Associate Justice of the New Hampshire Supreme Court
- In office July 8, 2009 – July 1, 2017
- Appointed by: John H. Lynch
- Succeeded by: Anna Hantz Marconi

Judge of the New Hampshire Superior Court
- In office 1992–2009

Personal details
- Born: Carol Ann Knott July 10, 1947 (age 78)
- Spouse: Edward J. Conboy
- Education: University of Connecticut (BA) University of New Hampshire (JD)

Military service
- Branch/service: United States Air Force
- Years of service: 1969-1971
- Rank: First Lieutenant

= Carol Ann Conboy =

American judge

Carol Ann Conboy (born July 10, 1947) is an American lawyer, former teacher, and former justice of the New Hampshire Supreme Court.

==Education==
She graduated from the University of Connecticut with a Bachelor of Arts in 1969 and from the Franklin Pierce Law Center, now known as University of New Hampshire School of Law with a Juris Doctor in 1978.

==Military service==
After graduating from the University of Connecticut, she joined the United States Air Force and went to Officer Training School at Lackland Air Force Base in Texas. She was commissioned as an officer and served in Boston during the Vietnam War era until resigning her commission as a First Lieutenant in 1971.

==Teaching career==
She taught English at Merrimack Valley High School in Penacook and Southside Junior High School in Manchester.

==Law career==
From 1978 to 1979, she clerked for then-Chief Judge Shane Devine of the United States District Court for the District of New Hampshire. From 1980 to 1992, she was a partner in the New Hampshire law firm of McLane, Graf, Raulerson and Middleton. From 1992 to 2009, she served as a Judge on the New Hampshire Superior Court.

While on the Superior Court, she was a Supervisory Justice of the Merrimack County Superior Court and served as Chair of the New Hampshire Supreme Court Advisory Committee on Judicial Ethics, and Chair of the New Hampshire Superior Court Sentence Review Board.

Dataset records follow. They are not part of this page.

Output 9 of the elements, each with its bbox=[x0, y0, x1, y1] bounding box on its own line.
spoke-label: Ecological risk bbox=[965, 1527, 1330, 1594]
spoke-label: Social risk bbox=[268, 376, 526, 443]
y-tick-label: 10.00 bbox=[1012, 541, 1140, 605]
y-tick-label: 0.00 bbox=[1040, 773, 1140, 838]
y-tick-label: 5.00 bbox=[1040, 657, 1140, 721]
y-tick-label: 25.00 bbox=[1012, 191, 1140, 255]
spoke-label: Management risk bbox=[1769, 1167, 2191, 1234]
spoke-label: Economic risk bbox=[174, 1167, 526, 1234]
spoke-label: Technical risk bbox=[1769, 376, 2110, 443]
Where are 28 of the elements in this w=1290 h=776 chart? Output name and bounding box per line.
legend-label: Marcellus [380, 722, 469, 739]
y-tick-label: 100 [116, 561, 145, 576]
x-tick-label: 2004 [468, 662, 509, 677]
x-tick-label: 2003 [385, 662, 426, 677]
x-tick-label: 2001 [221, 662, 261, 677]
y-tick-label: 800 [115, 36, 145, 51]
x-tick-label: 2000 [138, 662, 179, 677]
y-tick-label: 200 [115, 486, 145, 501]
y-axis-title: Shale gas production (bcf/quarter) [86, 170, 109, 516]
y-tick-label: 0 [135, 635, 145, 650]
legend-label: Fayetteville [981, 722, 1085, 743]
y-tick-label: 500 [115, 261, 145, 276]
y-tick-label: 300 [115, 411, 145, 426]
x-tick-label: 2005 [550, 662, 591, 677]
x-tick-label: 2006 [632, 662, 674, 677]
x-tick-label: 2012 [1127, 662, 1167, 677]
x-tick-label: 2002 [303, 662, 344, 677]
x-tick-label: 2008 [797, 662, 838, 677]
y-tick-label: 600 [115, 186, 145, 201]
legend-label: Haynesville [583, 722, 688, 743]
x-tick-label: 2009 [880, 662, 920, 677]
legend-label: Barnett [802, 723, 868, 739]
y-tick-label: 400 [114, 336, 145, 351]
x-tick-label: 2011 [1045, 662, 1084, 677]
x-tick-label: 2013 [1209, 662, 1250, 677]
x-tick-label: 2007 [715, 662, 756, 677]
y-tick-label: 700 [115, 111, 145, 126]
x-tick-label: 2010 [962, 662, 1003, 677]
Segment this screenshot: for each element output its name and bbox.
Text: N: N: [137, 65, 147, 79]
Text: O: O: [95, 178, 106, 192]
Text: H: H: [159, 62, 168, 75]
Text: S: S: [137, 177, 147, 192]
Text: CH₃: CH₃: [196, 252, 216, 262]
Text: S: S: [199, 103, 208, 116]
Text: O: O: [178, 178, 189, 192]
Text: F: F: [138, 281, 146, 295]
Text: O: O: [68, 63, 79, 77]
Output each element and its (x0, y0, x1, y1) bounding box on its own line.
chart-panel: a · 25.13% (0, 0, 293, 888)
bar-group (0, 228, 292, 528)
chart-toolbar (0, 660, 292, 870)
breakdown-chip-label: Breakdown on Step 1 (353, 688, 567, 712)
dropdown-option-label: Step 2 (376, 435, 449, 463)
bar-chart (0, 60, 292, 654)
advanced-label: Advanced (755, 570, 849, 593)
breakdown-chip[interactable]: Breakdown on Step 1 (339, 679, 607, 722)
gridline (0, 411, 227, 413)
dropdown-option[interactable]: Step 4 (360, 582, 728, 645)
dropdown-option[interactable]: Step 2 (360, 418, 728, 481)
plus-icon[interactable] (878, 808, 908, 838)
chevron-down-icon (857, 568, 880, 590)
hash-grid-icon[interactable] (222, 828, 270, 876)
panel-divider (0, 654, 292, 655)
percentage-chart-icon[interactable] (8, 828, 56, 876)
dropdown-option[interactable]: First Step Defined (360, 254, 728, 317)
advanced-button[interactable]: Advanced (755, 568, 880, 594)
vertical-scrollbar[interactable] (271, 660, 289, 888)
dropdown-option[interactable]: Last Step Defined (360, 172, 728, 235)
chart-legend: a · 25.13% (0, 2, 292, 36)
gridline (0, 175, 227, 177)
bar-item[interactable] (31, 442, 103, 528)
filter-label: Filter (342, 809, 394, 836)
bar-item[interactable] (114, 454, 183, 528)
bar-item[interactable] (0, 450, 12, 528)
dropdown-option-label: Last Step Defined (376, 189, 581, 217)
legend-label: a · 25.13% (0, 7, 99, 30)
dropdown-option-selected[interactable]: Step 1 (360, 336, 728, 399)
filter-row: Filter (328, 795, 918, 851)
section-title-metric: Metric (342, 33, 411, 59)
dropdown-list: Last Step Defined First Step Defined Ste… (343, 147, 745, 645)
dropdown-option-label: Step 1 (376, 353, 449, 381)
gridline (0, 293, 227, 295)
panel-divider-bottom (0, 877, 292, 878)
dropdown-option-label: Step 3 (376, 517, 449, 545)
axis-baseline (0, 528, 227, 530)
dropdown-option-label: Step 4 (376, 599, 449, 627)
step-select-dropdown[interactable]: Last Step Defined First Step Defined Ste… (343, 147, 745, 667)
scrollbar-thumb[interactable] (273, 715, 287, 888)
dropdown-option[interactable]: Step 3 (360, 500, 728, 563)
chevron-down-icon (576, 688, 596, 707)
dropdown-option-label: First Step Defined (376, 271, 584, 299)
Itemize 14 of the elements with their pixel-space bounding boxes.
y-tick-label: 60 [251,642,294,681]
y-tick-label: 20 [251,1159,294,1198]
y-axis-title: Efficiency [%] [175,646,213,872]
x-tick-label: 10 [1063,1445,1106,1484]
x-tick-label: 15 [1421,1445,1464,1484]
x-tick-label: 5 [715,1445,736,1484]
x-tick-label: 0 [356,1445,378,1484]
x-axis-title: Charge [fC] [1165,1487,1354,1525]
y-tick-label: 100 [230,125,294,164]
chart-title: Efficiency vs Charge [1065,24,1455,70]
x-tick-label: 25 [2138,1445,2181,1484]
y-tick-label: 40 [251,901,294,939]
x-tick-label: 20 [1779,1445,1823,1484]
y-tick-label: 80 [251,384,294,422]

In 2009, Governor John Lynch nominated her to serve as an associate justice on the New Hampshire Supreme Court. She was sworn in on July 8, 2009 and served on the court until her retirement on July 1, 2017.

==Personal life==
Carol married Edward J. Conboy while in the Air Force. Together they had three children (Thomas, Paul, and David). Edward died on April 15, 2009.